InkHulk (original poster member #80400) posted at 11:40 PM on Sunday, May 24th, 2026
What’s a few weeks between friends?
Antiversary is still about a month away, but even last year I didn’t even note it until someone mentioned it to me, so I think I’m past the weight of the day. Even our old marriage anniversary passed this year and I didn’t notice it until a couple days later. I think I can safely say I’m on solid ground.
I still think of the life she obliterated and daily feel deep anger toward her. Being with my children reminds of it, I hate that she destabilized their lives. Traumatized them. Will be an emotional anchor to them for as long as she lives. I give myself permission to feel that anger, it is more than deserved.
My relationships with my children continue to flourish. My oldest son went from having a distant, contentious stance toward me to calling me his best friend. He told me he was proud of me for rebuilding myself and showing back up for them. Hard for me to imagine a greater honor.
I am in love with a wonderful woman. We fit together very well. She is a BW herself. We both have a lot of patience for each others soft spots and we both own our shit. I can see my life with her and it looks beautiful.

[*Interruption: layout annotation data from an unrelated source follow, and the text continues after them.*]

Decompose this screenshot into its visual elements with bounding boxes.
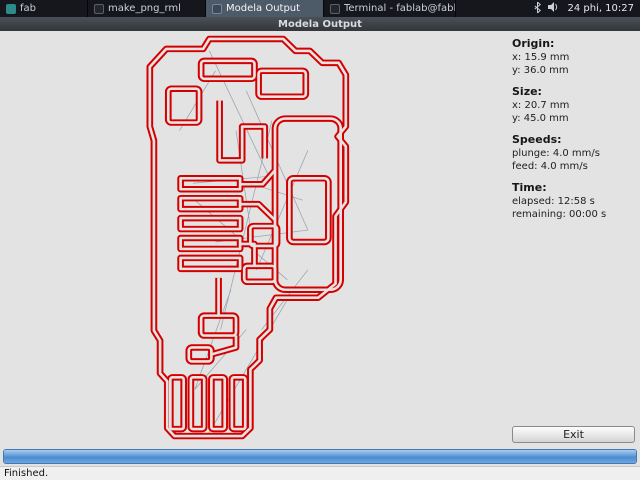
taskbar-item-label: fab	[20, 3, 36, 14]
taskbar-item-modela-output[interactable]: Modela Output	[206, 0, 324, 17]
taskbar: fab make_png_rml Modela Output Terminal …	[0, 0, 640, 17]
time-heading: Time:	[512, 181, 547, 194]
taskbar-item-terminal[interactable]: Terminal - fablab@fablab...	[324, 0, 456, 17]
taskbar-item-fab[interactable]: fab	[0, 0, 88, 17]
origin-x: x: 15.9 mm	[512, 52, 570, 63]
origin-heading: Origin:	[512, 37, 555, 50]
speeds-heading: Speeds:	[512, 133, 562, 146]
progress-bar	[3, 449, 637, 464]
modela-output-window: Origin: x: 15.9 mm y: 36.0 mm Size: x: 2…	[0, 31, 640, 447]
time-elapsed: elapsed: 12:58 s	[512, 196, 595, 207]
speed-plunge: plunge: 4.0 mm/s	[512, 148, 600, 159]
taskbar-item-label: make_png_rml	[108, 3, 181, 14]
system-tray: 24 phi, 10:27	[528, 0, 640, 17]
time-remaining: remaining: 00:00 s	[512, 209, 607, 220]
taskbar-item-label: Terminal - fablab@fablab...	[344, 3, 456, 14]
speed-feed: feed: 4.0 mm/s	[512, 161, 588, 172]
toolpath-canvas	[0, 31, 510, 447]
toolpath-svg	[0, 31, 510, 447]
status-message: Finished.	[4, 468, 49, 479]
progress-bar-fill	[4, 450, 636, 463]
size-x: x: 20.7 mm	[512, 100, 570, 111]
taskbar-item-label: Modela Output	[226, 3, 301, 14]
terminal-icon	[330, 3, 340, 14]
window-title: Modela Output	[278, 18, 362, 30]
terminal-icon	[94, 3, 104, 14]
taskbar-item-make-png-rml[interactable]: make_png_rml	[88, 0, 206, 17]
bluetooth-icon[interactable]	[534, 1, 542, 16]
screen: fab make_png_rml Modela Output Terminal …	[0, 0, 640, 480]
info-sidebar: Origin: x: 15.9 mm y: 36.0 mm Size: x: 2…	[510, 31, 640, 447]
size-heading: Size:	[512, 85, 542, 98]
origin-y: y: 36.0 mm	[512, 65, 569, 76]
size-y: y: 45.0 mm	[512, 113, 569, 124]
status-bar: Finished.	[0, 466, 640, 480]
exit-button[interactable]: Exit	[512, 426, 635, 443]
window-titlebar[interactable]: Modela Output	[0, 17, 640, 31]
volume-icon[interactable]	[548, 2, 560, 15]
fab-app-icon	[6, 3, 16, 14]
window-icon	[212, 3, 222, 14]
clock[interactable]: 24 phi, 10:27	[567, 3, 634, 14]
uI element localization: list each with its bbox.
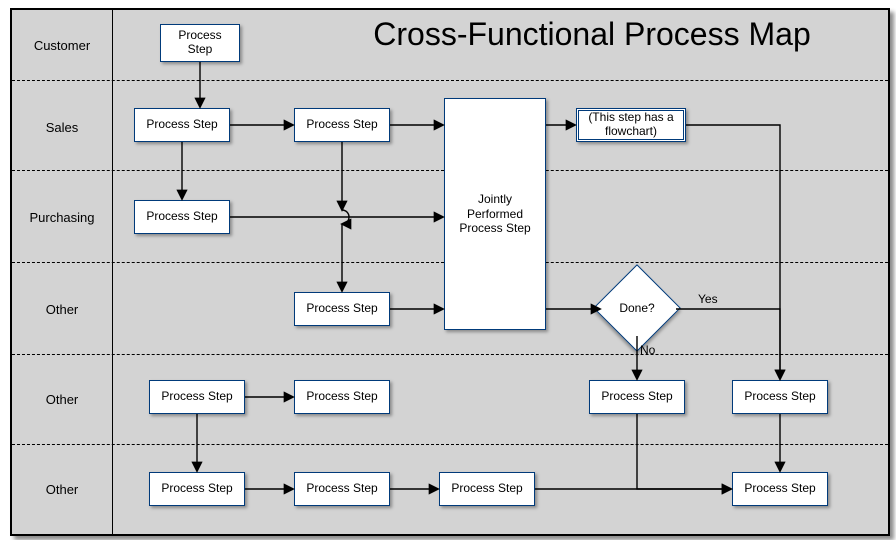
lane-divider	[12, 354, 888, 355]
diagram-title: Cross-Functional Process Map	[312, 16, 872, 53]
step-other2-3: Process Step	[589, 380, 685, 414]
step-other3-4: Process Step	[732, 472, 828, 506]
step-joint: Jointly Performed Process Step	[444, 98, 546, 330]
lane-label-other-3: Other	[12, 482, 112, 497]
step-other3-2: Process Step	[294, 472, 390, 506]
step-other3-1: Process Step	[149, 472, 245, 506]
lane-label-other-2: Other	[12, 392, 112, 407]
step-other2-4: Process Step	[732, 380, 828, 414]
step-sales-2: Process Step	[294, 108, 390, 142]
lane-divider	[12, 80, 888, 81]
edge-label-no: No	[640, 343, 655, 357]
lane-label-customer: Customer	[12, 38, 112, 53]
lane-divider	[12, 444, 888, 445]
step-sales-1: Process Step	[134, 108, 230, 142]
step-other1: Process Step	[294, 292, 390, 326]
step-purchasing: Process Step	[134, 200, 230, 234]
lane-label-sales: Sales	[12, 120, 112, 135]
step-sales-subprocess: (This step has a flowchart)	[576, 108, 686, 142]
decision-done: Done?	[594, 278, 680, 338]
step-other2-1: Process Step	[149, 380, 245, 414]
step-other2-2: Process Step	[294, 380, 390, 414]
lane-label-purchasing: Purchasing	[12, 210, 112, 225]
lane-label-other-1: Other	[12, 302, 112, 317]
swimlane-board: Cross-Functional Process Map Customer Sa…	[10, 8, 890, 536]
decision-label: Done?	[594, 278, 680, 338]
step-customer: Process Step	[160, 24, 240, 62]
step-other3-3: Process Step	[439, 472, 535, 506]
lane-name-divider	[112, 10, 113, 534]
edge-label-yes: Yes	[698, 292, 718, 306]
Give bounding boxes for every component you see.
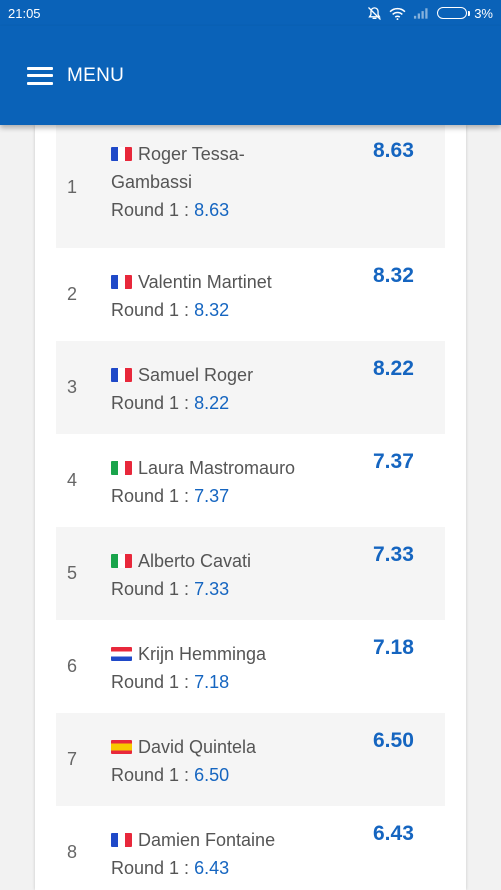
status-bar: 21:05 3% xyxy=(0,0,501,26)
menu-button-label[interactable]: MENU xyxy=(67,65,124,87)
athlete-info: Krijn Hemminga Round 1 : 7.18 xyxy=(111,640,341,696)
status-time: 21:05 xyxy=(8,5,41,21)
round-result: Round 1 : 8.63 xyxy=(111,196,281,224)
round-label: Round 1 : xyxy=(111,200,190,220)
round-result: Round 1 : 7.18 xyxy=(111,668,341,696)
app-bar: MENU xyxy=(0,26,501,125)
round-score: 8.32 xyxy=(194,300,230,320)
total-score: 7.37 xyxy=(373,450,414,473)
signal-icon xyxy=(414,8,428,19)
round-result: Round 1 : 8.22 xyxy=(111,389,341,417)
round-score: 8.22 xyxy=(194,393,230,413)
ranking-row[interactable]: 1 Roger Tessa-Gambassi Round 1 : 8.63 8.63 xyxy=(56,125,445,248)
athlete-info: Valentin Martinet Round 1 : 8.32 xyxy=(111,268,341,324)
rank-number: 3 xyxy=(67,377,78,397)
round-score: 6.50 xyxy=(194,765,230,785)
total-score: 6.50 xyxy=(373,729,414,752)
status-icons: 3% xyxy=(367,6,493,21)
battery-icon xyxy=(437,7,471,19)
athlete-info: Roger Tessa-Gambassi Round 1 : 8.63 xyxy=(111,140,281,224)
rank-number: 5 xyxy=(67,563,78,583)
ranking-row[interactable]: 8 Damien Fontaine Round 1 : 6.43 6.43 xyxy=(56,806,445,890)
wifi-icon xyxy=(389,7,406,20)
ranking-row[interactable]: 7 David Quintela Round 1 : 6.50 6.50 xyxy=(56,713,445,806)
round-result: Round 1 : 6.43 xyxy=(111,854,341,882)
ranking-row[interactable]: 2 Valentin Martinet Round 1 : 8.32 8.32 xyxy=(56,248,445,341)
athlete-name: Krijn Hemminga xyxy=(138,644,267,664)
rank-number: 2 xyxy=(67,284,78,304)
notifications-muted-icon xyxy=(368,6,381,20)
round-result: Round 1 : 8.32 xyxy=(111,296,341,324)
ranking-list: 1 Roger Tessa-Gambassi Round 1 : 8.63 8.63 2… xyxy=(56,125,445,890)
total-score: 8.63 xyxy=(373,139,414,162)
athlete-name: Alberto Cavati xyxy=(138,551,252,571)
athlete-name: Valentin Martinet xyxy=(138,272,272,292)
total-score: 8.22 xyxy=(373,357,414,380)
athlete-name: Laura Mastromauro xyxy=(138,458,296,478)
total-score: 8.32 xyxy=(373,264,414,287)
total-score: 7.33 xyxy=(373,543,414,566)
round-label: Round 1 : xyxy=(111,765,190,785)
rank-number: 6 xyxy=(67,656,78,676)
ranking-card: 1 Roger Tessa-Gambassi Round 1 : 8.63 8.63 2… xyxy=(35,125,466,890)
round-score: 7.37 xyxy=(194,486,230,506)
flag-fr-icon xyxy=(111,275,132,289)
rank-number: 4 xyxy=(67,470,78,490)
total-score: 7.18 xyxy=(373,636,414,659)
athlete-info: Damien Fontaine Round 1 : 6.43 xyxy=(111,826,341,882)
menu-icon[interactable] xyxy=(27,66,53,85)
round-result: Round 1 : 7.33 xyxy=(111,575,341,603)
round-label: Round 1 : xyxy=(111,858,190,878)
rank-number: 8 xyxy=(67,842,78,862)
ranking-row[interactable]: 6 Krijn Hemminga Round 1 : 7.18 7.18 xyxy=(56,620,445,713)
rank-number: 7 xyxy=(67,749,78,769)
round-score: 7.18 xyxy=(194,672,230,692)
flag-fr-icon xyxy=(111,833,132,847)
round-label: Round 1 : xyxy=(111,672,190,692)
ranking-row[interactable]: 3 Samuel Roger Round 1 : 8.22 8.22 xyxy=(56,341,445,434)
ranking-row[interactable]: 5 Alberto Cavati Round 1 : 7.33 7.33 xyxy=(56,527,445,620)
flag-it-icon xyxy=(111,554,132,568)
round-label: Round 1 : xyxy=(111,579,190,599)
athlete-name: David Quintela xyxy=(138,737,257,757)
total-score: 6.43 xyxy=(373,822,414,845)
round-label: Round 1 : xyxy=(111,393,190,413)
flag-it-icon xyxy=(111,461,132,475)
athlete-info: David Quintela Round 1 : 6.50 xyxy=(111,733,341,789)
round-label: Round 1 : xyxy=(111,486,190,506)
battery-level: 3% xyxy=(474,5,493,21)
athlete-info: Alberto Cavati Round 1 : 7.33 xyxy=(111,547,341,603)
athlete-name: Samuel Roger xyxy=(138,365,254,385)
athlete-info: Laura Mastromauro Round 1 : 7.37 xyxy=(111,454,341,510)
round-label: Round 1 : xyxy=(111,300,190,320)
round-score: 6.43 xyxy=(194,858,230,878)
flag-fr-icon xyxy=(111,147,132,161)
flag-es-icon xyxy=(111,740,132,754)
flag-fr-icon xyxy=(111,368,132,382)
flag-nl-icon xyxy=(111,647,132,661)
athlete-info: Samuel Roger Round 1 : 8.22 xyxy=(111,361,341,417)
athlete-name: Damien Fontaine xyxy=(138,830,276,850)
round-score: 7.33 xyxy=(194,579,230,599)
round-result: Round 1 : 7.37 xyxy=(111,482,341,510)
round-score: 8.63 xyxy=(194,200,230,220)
ranking-row[interactable]: 4 Laura Mastromauro Round 1 : 7.37 7.37 xyxy=(56,434,445,527)
round-result: Round 1 : 6.50 xyxy=(111,761,341,789)
rank-number: 1 xyxy=(67,177,78,197)
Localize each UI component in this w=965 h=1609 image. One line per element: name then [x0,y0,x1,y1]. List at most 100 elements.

I’m a different person from pre D-day, no question. I’m tougher. I let myself feel anger, but I also pursue feeling joy. I reject a lukewarm life. This tested me to my utter limits, but I survived. As they say, never let a good crisis go to waste.
For those still in the excruciating pain, it gets better. Put words to your pain, let it flow out in tears and screams and any constructive means you can find. You can heal, fight for it.
People are more important than the relationships they are in.